Палатазин чуть приподнял голову — посмотреть на часы. Ушла целая минута на то, чтобы рассмотреть крохотные светящиеся цифры: одиннадцать пятьдесят. «Нет, Таракана здесь нет, — сказал он себе. — Таракан где-то в Лос-Анджелесе и творит все, что ему вздумается». Его замутило от ужаса и отвращения при одной мысли о том, что может принести это утро. Он лег на спину, и пружины кровати сразу провисли и заскулили, как плохо натянутые струны арфы. В любой момент они могли впиться в спину или ягодицы. Матрас был слишком тонкий, свалявшийся за те долгие годы, что нес на себе его нешуточный вес, который колебался от двухсот десяти фунтов летом, когда Палатазин поигрывал в гольф с другими полицейскими, до двухсот тридцати под Рождество, когда он объедался запеканкой с говядиной и сметаной, что готовила для него Джо.

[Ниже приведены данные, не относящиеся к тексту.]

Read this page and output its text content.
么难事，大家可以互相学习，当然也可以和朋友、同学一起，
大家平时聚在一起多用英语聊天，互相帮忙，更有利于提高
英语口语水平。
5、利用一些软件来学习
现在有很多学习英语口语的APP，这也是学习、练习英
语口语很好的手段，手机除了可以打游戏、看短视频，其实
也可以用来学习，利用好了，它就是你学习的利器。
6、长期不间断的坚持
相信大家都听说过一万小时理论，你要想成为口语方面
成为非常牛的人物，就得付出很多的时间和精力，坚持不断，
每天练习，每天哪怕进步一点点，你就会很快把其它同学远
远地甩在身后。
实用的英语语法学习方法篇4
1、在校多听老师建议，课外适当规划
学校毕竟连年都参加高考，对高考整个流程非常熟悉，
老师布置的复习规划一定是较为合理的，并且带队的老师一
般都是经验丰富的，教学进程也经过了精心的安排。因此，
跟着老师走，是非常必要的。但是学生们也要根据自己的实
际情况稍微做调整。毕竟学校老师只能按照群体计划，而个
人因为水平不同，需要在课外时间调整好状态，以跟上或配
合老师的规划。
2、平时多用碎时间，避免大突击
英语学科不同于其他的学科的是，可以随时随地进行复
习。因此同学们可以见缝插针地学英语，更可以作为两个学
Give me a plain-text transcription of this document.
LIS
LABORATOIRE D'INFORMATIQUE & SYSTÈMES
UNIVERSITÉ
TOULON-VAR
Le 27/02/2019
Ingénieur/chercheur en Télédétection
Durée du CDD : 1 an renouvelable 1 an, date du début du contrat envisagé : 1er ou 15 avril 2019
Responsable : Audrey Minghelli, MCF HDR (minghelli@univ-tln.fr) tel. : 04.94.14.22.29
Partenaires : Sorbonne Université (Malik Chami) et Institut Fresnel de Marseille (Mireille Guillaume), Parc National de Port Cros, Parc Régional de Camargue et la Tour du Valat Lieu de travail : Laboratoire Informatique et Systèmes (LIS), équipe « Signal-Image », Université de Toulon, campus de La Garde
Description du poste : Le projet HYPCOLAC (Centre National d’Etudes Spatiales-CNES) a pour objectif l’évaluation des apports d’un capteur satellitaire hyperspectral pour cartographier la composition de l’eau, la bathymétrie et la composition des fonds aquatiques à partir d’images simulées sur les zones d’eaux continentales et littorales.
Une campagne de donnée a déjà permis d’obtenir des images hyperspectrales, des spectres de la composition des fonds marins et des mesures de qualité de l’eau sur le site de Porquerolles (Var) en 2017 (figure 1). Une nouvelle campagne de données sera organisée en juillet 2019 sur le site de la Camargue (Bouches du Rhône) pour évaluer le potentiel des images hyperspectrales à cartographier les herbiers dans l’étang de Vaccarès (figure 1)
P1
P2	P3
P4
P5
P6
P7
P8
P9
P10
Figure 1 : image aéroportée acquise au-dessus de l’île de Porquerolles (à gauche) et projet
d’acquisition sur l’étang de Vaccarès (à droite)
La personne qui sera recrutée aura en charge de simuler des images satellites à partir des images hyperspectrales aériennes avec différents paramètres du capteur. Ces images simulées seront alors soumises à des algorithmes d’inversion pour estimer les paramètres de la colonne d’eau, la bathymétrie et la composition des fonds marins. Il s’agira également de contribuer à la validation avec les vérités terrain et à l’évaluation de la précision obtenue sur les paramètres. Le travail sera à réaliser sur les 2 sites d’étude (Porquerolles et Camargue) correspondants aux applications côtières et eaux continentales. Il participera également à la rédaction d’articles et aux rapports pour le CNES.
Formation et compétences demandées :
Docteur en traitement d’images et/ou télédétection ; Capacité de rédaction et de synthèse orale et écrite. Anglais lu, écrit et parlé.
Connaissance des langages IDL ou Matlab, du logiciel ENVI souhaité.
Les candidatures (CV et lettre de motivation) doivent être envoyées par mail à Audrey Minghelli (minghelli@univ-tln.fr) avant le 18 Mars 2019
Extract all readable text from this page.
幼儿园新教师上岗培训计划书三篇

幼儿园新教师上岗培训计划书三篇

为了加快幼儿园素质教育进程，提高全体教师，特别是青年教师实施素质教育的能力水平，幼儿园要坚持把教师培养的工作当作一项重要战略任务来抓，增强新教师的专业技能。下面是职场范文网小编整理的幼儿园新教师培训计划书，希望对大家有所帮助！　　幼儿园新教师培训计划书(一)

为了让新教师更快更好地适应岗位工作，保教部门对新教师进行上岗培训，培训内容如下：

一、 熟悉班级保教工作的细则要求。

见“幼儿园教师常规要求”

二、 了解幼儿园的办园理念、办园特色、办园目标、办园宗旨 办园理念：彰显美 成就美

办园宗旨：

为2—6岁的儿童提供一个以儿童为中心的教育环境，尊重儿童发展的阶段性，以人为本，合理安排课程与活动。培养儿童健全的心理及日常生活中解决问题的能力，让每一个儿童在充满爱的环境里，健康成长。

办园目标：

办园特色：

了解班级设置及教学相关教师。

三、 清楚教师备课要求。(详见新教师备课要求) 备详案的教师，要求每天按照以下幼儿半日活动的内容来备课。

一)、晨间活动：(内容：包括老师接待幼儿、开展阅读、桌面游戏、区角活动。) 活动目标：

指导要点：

Он лежал, уставившись в потолок. Из-за угла Ромейн-стрит выехал автомобиль, свет фар скользнул по стене и исчез. «Совсем скоро начнется новый день», — сказал себе Палатазин. Октябрь в Лос-Анджелесе. Не похожий на те, что он помнил из детства. То были настоящие октябри, с диким ветром и беспорядочным снегопадом, холодными серыми небесами и градом, стучавшим по подоконнику. Калифорнийские октябри были фальшивыми, пустыми, не приносящими удовольствия: холодный бриз по утрам, а потом еще раз ночью, но при этом жаркое солнце в полдень, если только небо не закрывали облака, что на самом деле случалось крайне редко. Трудно поверить, что где-то идет снег, когда видишь людей в рубашках с короткими рукавами на улицах Эл-Эй. Это был город вечного лета, страна золотой юности. Иногда ему до боли в сердце хотелось увидеть хотя бы одну снежинку. О да, он мог посмотреть на снег осенью и зимой, в ясный день, когда пурпурные склоны гор Сан-Габриэль не скрыты туманом или смогом, но пальмы, раскачивающиеся повсюду, куда ни кинешь взгляд, портили эту картину. В прошлом году температура на Рождество была выше шестидесяти градусов4. Палатазин припомнил рождественские праздники своего детства, при десяти или даже двенадцати градусах ниже нуля, когда окна были залеплены снегом и льдом, и папе приходилось выламывать дверь с помощью...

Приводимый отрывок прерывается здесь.